O quizartinibe apresentou um perfil de segurança comparável ao esperado em pacientes recém-diagnosticados com LMA, que receberam quimioterapia padrão ou quimioterapia em combinação com midostaurina. As proporções de pacientes com pelo menos um evento adverso e um evento adverso de grau 3 ou pior foram semelhantes nos grupos quizartinibe e placebo, embora eventos adversos graves tenham ocorrido com mais frequência no grupo quizartinibe, assim como eventos associados a ajustes de dose. Os eventos adversos de grau 3 ou 4 mais comuns (ocorrendo em ≥10% dos pacientes) foram neutropenia febril, hipocalemia e pneumonia em ambos os grupos, e neutropenia no grupo que recebeu quizartinibe. 

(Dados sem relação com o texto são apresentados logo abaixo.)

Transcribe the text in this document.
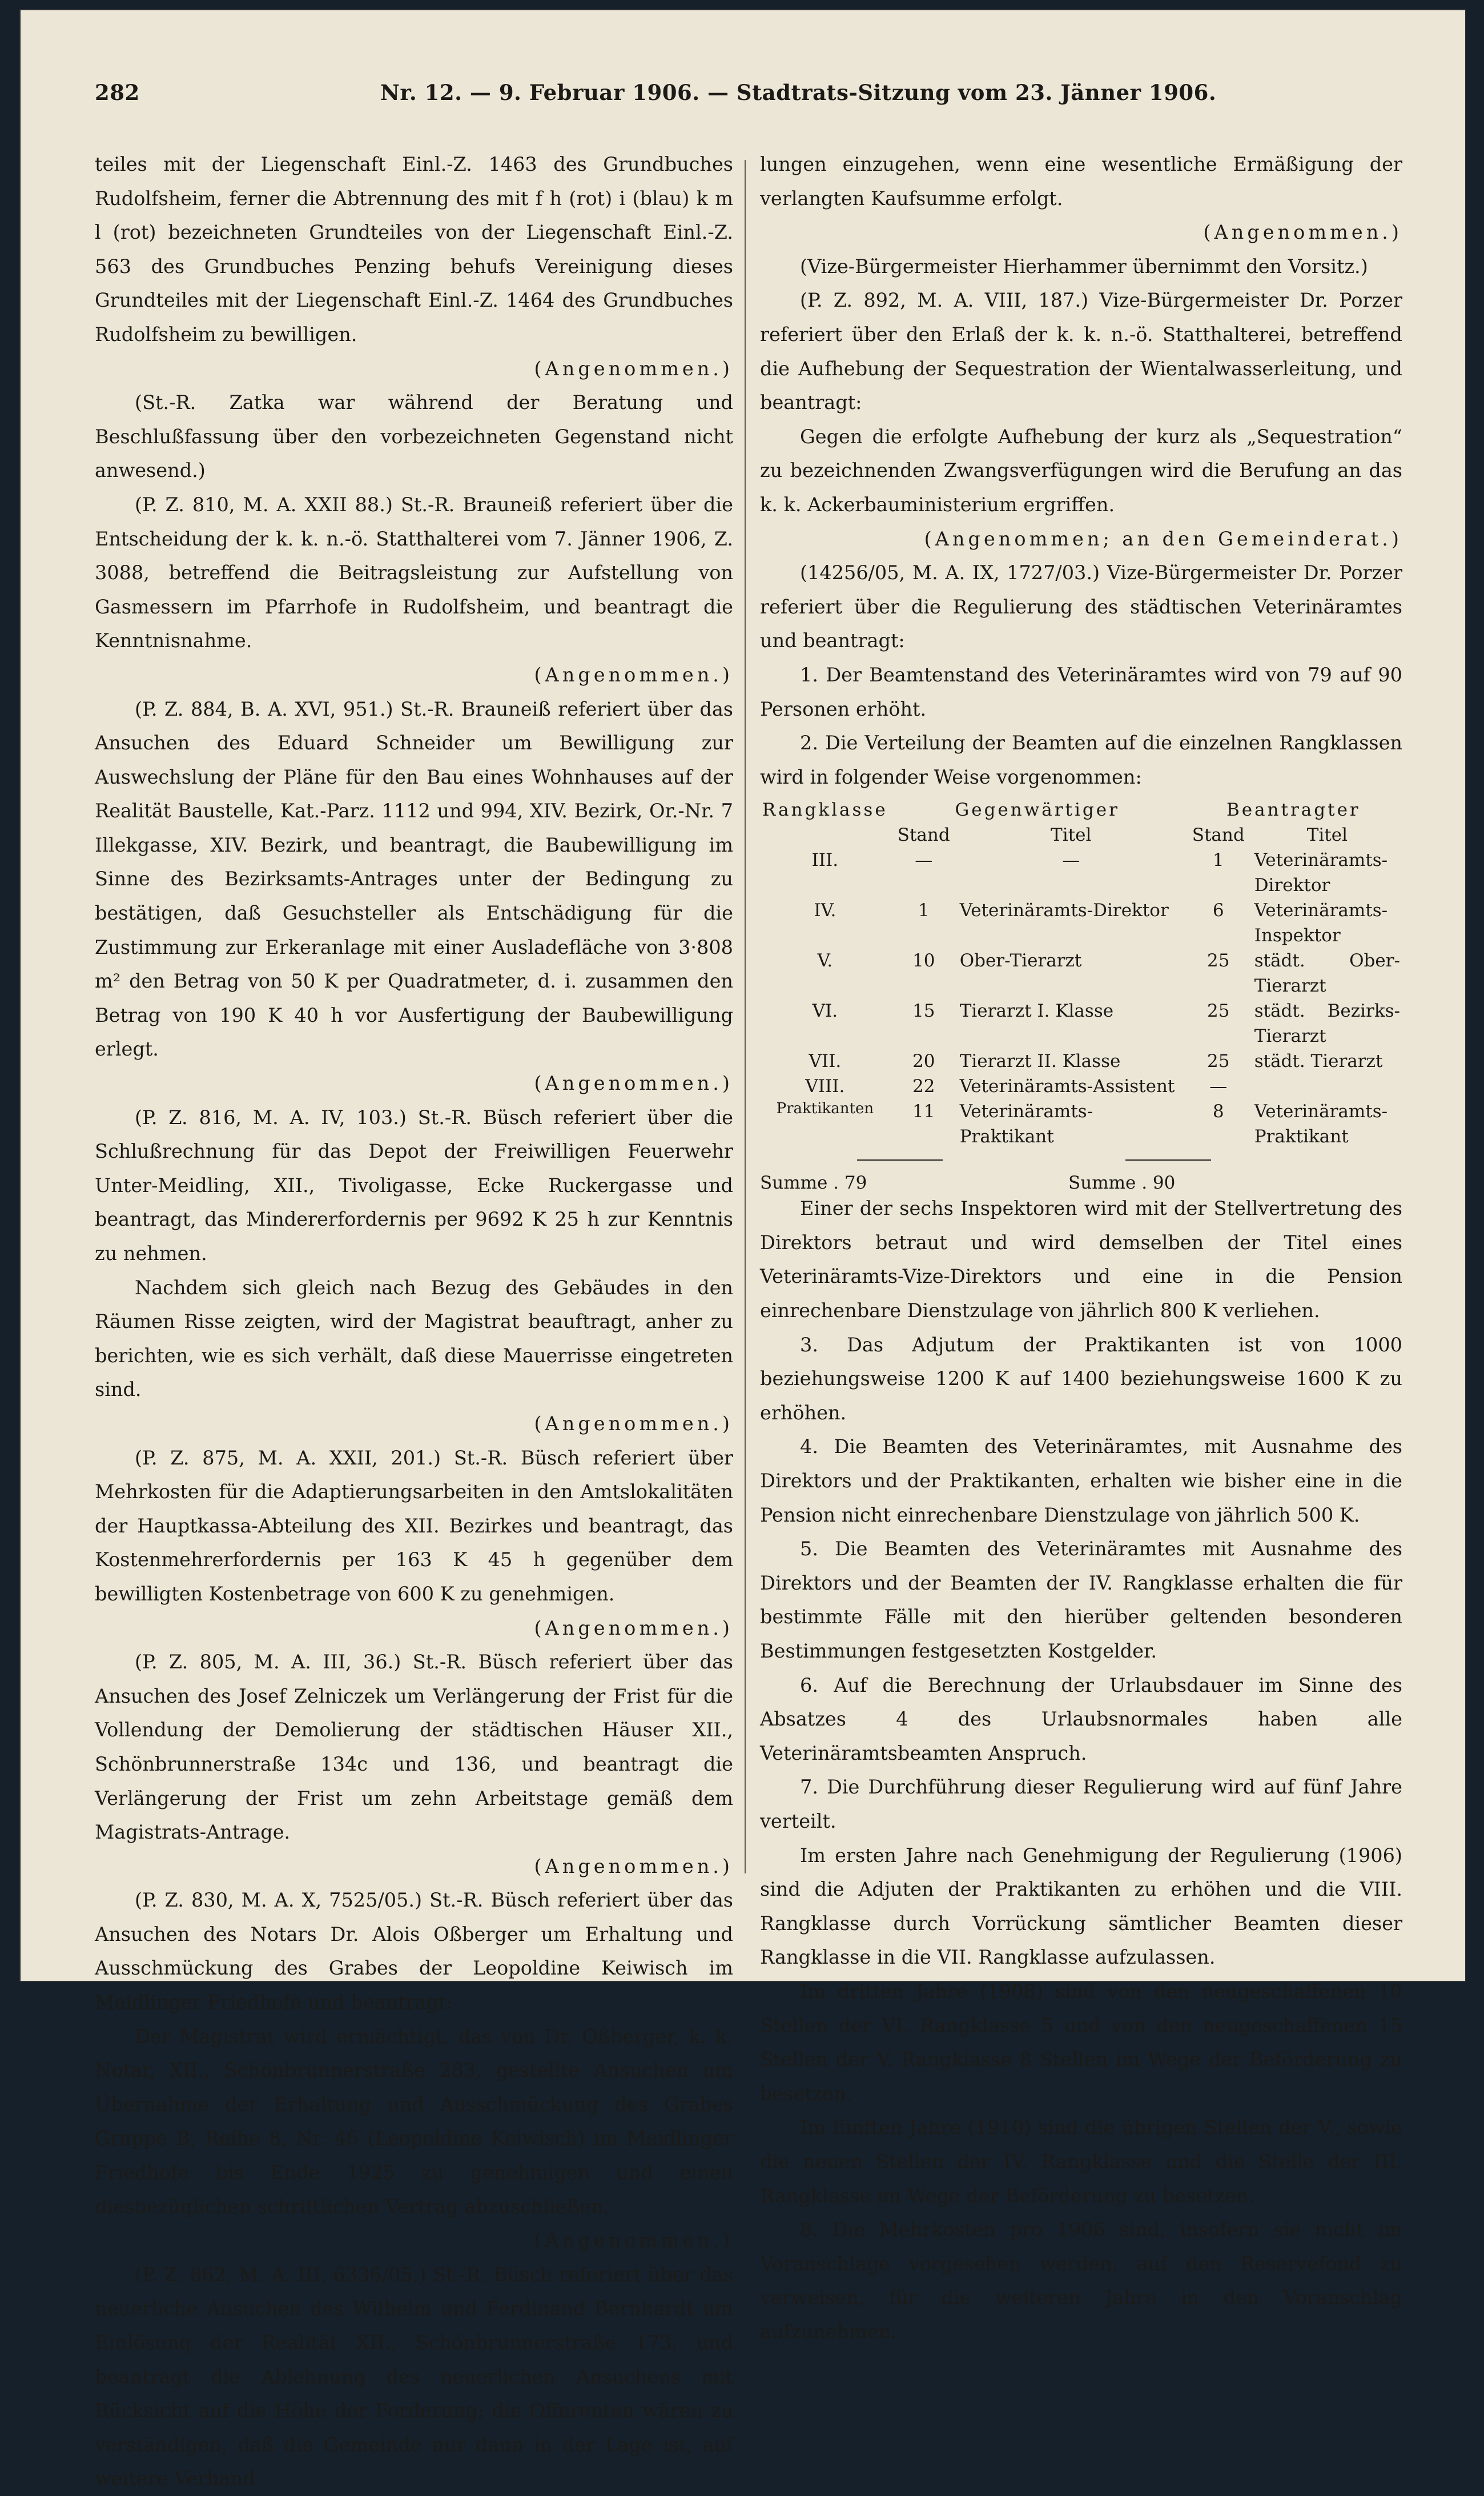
282	Nr. 12. — 9. Februar 1906. — Stadtrats-Sitzung vom 23. Jänner 1906.

teiles mit der Liegenschaft Einl.-Z. 1463 des Grundbuches Rudolfsheim, ferner die Abtrennung des mit f h (rot) i (blau) k m l (rot) bezeichneten Grundteiles von der Liegenschaft Einl.-Z. 563 des Grundbuches Penzing behufs Vereinigung dieses Grundteiles mit der Liegenschaft Einl.-Z. 1464 des Grundbuches Rudolfsheim zu bewilligen.

(Angenommen.)

(St.-R. Zatka war während der Beratung und Beschlußfassung über den vorbezeichneten Gegenstand nicht anwesend.)

(P. Z. 810, M. A. XXII 88.) St.-R. Brauneiß referiert über die Entscheidung der k. k. n.-ö. Statthalterei vom 7. Jänner 1906, Z. 3088, betreffend die Beitragsleistung zur Aufstellung von Gasmessern im Pfarrhofe in Rudolfsheim, und beantragt die Kenntnisnahme.

(Angenommen.)

(P. Z. 884, B. A. XVI, 951.) St.-R. Brauneiß referiert über das Ansuchen des Eduard Schneider um Bewilligung zur Auswechslung der Pläne für den Bau eines Wohnhauses auf der Realität Baustelle, Kat.-Parz. 1112 und 994, XIV. Bezirk, Or.-Nr. 7 Illekgasse, XIV. Bezirk, und beantragt, die Baubewilligung im Sinne des Bezirksamts-Antrages unter der Bedingung zu bestätigen, daß Gesuchsteller als Entschädigung für die Zustimmung zur Erkeranlage mit einer Ausladefläche von 3·808 m² den Betrag von 50 K per Quadratmeter, d. i. zusammen den Betrag von 190 K 40 h vor Ausfertigung der Baubewilligung erlegt.

(Angenommen.)

(P. Z. 816, M. A. IV, 103.) St.-R. Büsch referiert über die Schlußrechnung für das Depot der Freiwilligen Feuerwehr Unter-Meidling, XII., Tivoligasse, Ecke Ruckergasse und beantragt, das Mindererfordernis per 9692 K 25 h zur Kenntnis zu nehmen.

Nachdem sich gleich nach Bezug des Gebäudes in den Räumen Risse zeigten, wird der Magistrat beauftragt, anher zu berichten, wie es sich verhält, daß diese Mauerrisse eingetreten sind.

(Angenommen.)

(P. Z. 875, M. A. XXII, 201.) St.-R. Büsch referiert über Mehrkosten für die Adaptierungsarbeiten in den Amtslokalitäten der Hauptkassa-Abteilung des XII. Bezirkes und beantragt, das Kostenmehrerfordernis per 163 K 45 h gegenüber dem bewilligten Kostenbetrage von 600 K zu genehmigen.

(Angenommen.)

(P. Z. 805, M. A. III, 36.) St.-R. Büsch referiert über das Ansuchen des Josef Zelniczek um Verlängerung der Frist für die Vollendung der Demolierung der städtischen Häuser XII., Schönbrunnerstraße 134c und 136, und beantragt die Verlängerung der Frist um zehn Arbeitstage gemäß dem Magistrats-Antrage.

(Angenommen.)

(P. Z. 830, M. A. X, 7525/05.) St.-R. Büsch referiert über das Ansuchen des Notars Dr. Alois Oßberger um Erhaltung und Ausschmückung des Grabes der Leopoldine Keiwisch im Meidlinger Friedhofe und beantragt:

Der Magistrat wird ermächtigt, das von Dr. Oßberger, k. k. Notar, XII., Schönbrunnerstraße 283, gestellte Ansuchen um Übernahme der Erhaltung und Ausschmückung des Grabes Gruppe B, Reihe 8, Nr. 46 (Leopoldine Keiwisch) im Meidlinger Friedhofe bis Ende 1925 zu genehmigen und einen diesbezüglichen schriftlichen Vertrag abzuschließen.

(Angenommen.)

(P. Z. 862, M. A. III, 6336/05.) St.-R. Büsch referiert über das neuerliche Ansuchen des Wilhelm und Ferdinand Bernhardt um Einlösung der Realität XII., Schönbrunnerstraße 173, und beantragt die Ablehnung des neuerlichen Ansuchens mit Rücksicht auf die Höhe der Forderung; die Offerenten wären zu verständigen, daß die Gemeinde nur dann in der Lage ist, auf weitere Verhand-

lungen einzugehen, wenn eine wesentliche Ermäßigung der verlangten Kaufsumme erfolgt.

(Angenommen.)

(Vize-Bürgermeister Hierhammer übernimmt den Vorsitz.)

(P. Z. 892, M. A. VIII, 187.) Vize-Bürgermeister Dr. Porzer referiert über den Erlaß der k. k. n.-ö. Statthalterei, betreffend die Aufhebung der Sequestration der Wientalwasserleitung, und beantragt:

Gegen die erfolgte Aufhebung der kurz als „Sequestration“ zu bezeichnenden Zwangsverfügungen wird die Berufung an das k. k. Ackerbauministerium ergriffen.

(Angenommen; an den Gemeinderat.)

(14256/05, M. A. IX, 1727/03.) Vize-Bürgermeister Dr. Porzer referiert über die Regulierung des städtischen Veterinäramtes und beantragt:

1. Der Beamtenstand des Veterinäramtes wird von 79 auf 90 Personen erhöht.

2. Die Verteilung der Beamten auf die einzelnen Rangklassen wird in folgender Weise vorgenommen:

Rangklasse	Gegenwärtiger		Beantragter	
	Stand	Titel	Stand	Titel
III.	—	—	1	Veterinäramts-Direktor
IV.	1	Veterinäramts-Direktor	6	Veterinäramts-Inspektor
V.	10	Ober-Tierarzt	25	städt. Ober-Tierarzt
VI.	15	Tierarzt I. Klasse	25	städt. Bezirks-Tierarzt
VII.	20	Tierarzt II. Klasse	25	städt. Tierarzt
VIII.	22	Veterinäramts-Assistent	—	
Praktikanten	11	Veterinäramts-Praktikant	8	Veterinäramts-Praktikant
Summe . 79	Summe . 90

Einer der sechs Inspektoren wird mit der Stellvertretung des Direktors betraut und wird demselben der Titel eines Veterinäramts-Vize-Direktors und eine in die Pension einrechenbare Dienstzulage von jährlich 800 K verliehen.

3. Das Adjutum der Praktikanten ist von 1000 beziehungsweise 1200 K auf 1400 beziehungsweise 1600 K zu erhöhen.

4. Die Beamten des Veterinäramtes, mit Ausnahme des Direktors und der Praktikanten, erhalten wie bisher eine in die Pension nicht einrechenbare Dienstzulage von jährlich 500 K.

5. Die Beamten des Veterinäramtes mit Ausnahme des Direktors und der Beamten der IV. Rangklasse erhalten die für bestimmte Fälle mit den hierüber geltenden besonderen Bestimmungen festgesetzten Kostgelder.

6. Auf die Berechnung der Urlaubsdauer im Sinne des Absatzes 4 des Urlaubsnormales haben alle Veterinäramtsbeamten Anspruch.

7. Die Durchführung dieser Regulierung wird auf fünf Jahre verteilt.

Im ersten Jahre nach Genehmigung der Regulierung (1906) sind die Adjuten der Praktikanten zu erhöhen und die VIII. Rangklasse durch Vorrückung sämtlicher Beamten dieser Rangklasse in die VII. Rangklasse aufzulassen.

Im dritten Jahre (1908) sind von den neugeschaffenen 10 Stellen der VI. Rangklasse 5 und von den neugeschaffenen 15 Stellen der V. Rangklasse 8 Stellen im Wege der Beförderung zu besetzen.

Im fünften Jahre (1910) sind die übrigen Stellen der V., sowie die neuen Stellen der IV. Rangklasse und die Stelle der III. Rangklasse im Wege der Beförderung zu besetzen.

8. Die Mehrkosten pro 1906 sind, insofern sie nicht im Voranschlage vorgesehen werden, auf den Reservefond zu verweisen, für die weiteren Jahre in den Voranschlag aufzunehmen.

Em resumo, pode-se afirmar que o quizartinibe demonstrou eficácia, especialmente na melhoria da sobrevida global em adultos com idades entre 18 e 75 anos, e apresentou um perfil de segurança aceitável, emergindo como uma nova opção de tratamento para pacientes adultos recém-diagnosticados com LMA e mutação FLT3-ITD positivo.

Referências:

Erba HP, e. a. (2023). Quizartinib plus chemotherapy in newly diagnosed patients with FLT3-internal-tandem-duplication-positive acute myeloid leukaemia (QuANTUM-First): a randomised, double- blind, placebo-controlled, phase 3 trial. Lancet, 401, 1571-1583.